La session s'est déroulée sur le thème "Enfants, technologie et éducation dans les conflits". Selon un communiqué de la Maison Blanche, Mme Melania a souhaité souligner le rôle de l'éducation comme moyen de promouvoir la tolérance et la paix mondiales. La réglementation du Conseil de sécurité permet au pays président de choisir à tour de rôle les thèmes de certaines sessions afin de marquer le mandat.
Le porte-parole des Nations unies, Stephane Dujarric, a déclaré que ce serait la première fois que l'épouse du président sortant présiderait une réunion du Conseil de sécurité. Il a estimé que la participation de Mme Melania témoignait de l'importance que les États-Unis accordent à cet organe ainsi que du sujet soulevé.

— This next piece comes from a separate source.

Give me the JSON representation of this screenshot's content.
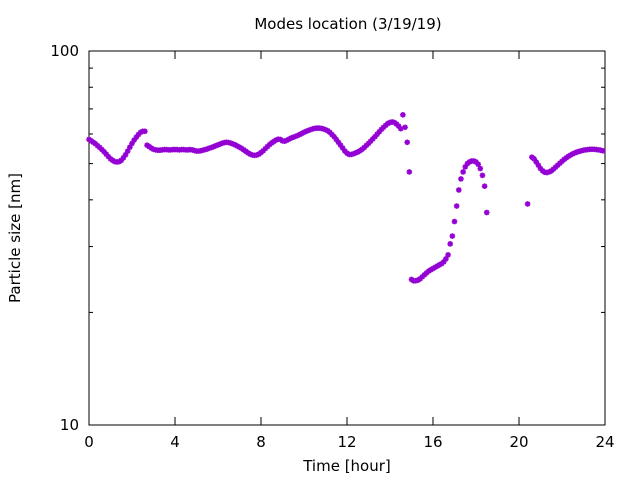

Lors de la session, la secrétaire générale adjointe des Nations unies chargée de la politique et de la construction de la paix, Rosemary DiCarlo, représentera le secrétaire général Antonio Guterres pour présenter l'ordre du jour devant les représentants des 15 États membres permanents et non permanents du Conseil de sécurité.
Mme Melania est rarement apparue publiquement ou n'a pas commenté la politique pendant la majeure partie du mandat du président Donald Trump, mais a exprimé un intérêt évident pour les questions liées aux enfants.
En 2025, elle a envoyé une lettre au président russe Vladimir Poutine appelant à la restitution des enfants ukrainiens emmenés en Russie pendant le conflit et à leur soutien pour qu'ils retrouvent leur famille.
M. Trump a critiqué à plusieurs reprises le fonctionnement inefficace des Nations unies, notamment dans le traitement des conflits et l'équilibre budgétaire. Au cours de ce mandat, les États-Unis se sont retirés de certaines organisations des Nations unies telles que l'Organisation mondiale de la santé (OMS) et l'Organisation des Nations unies pour l'éducation, la science et la culture (UNESCO), tout en réduisant le financement de nombreuses autres agences.
À la fin du mois dernier, M. Guterres a averti que les Nations unies risquaient un "effondrement financier" si elles ne procédaient pas à des réformes ou si les États membres ne remplissaient pas leurs obligations de contribution.
La semaine dernière, M. Trump a fait preuve d'un ton plus doux lors de la première réunion du Conseil de paix initiée par les États-Unis, s'engageant à renforcer et à soutenir financièrement les Nations unies. Ce mois-ci, les États-Unis ont versé 160 millions de dollars sur un total de près de 4 milliards de dollars de dette budgétaire de l'organisation.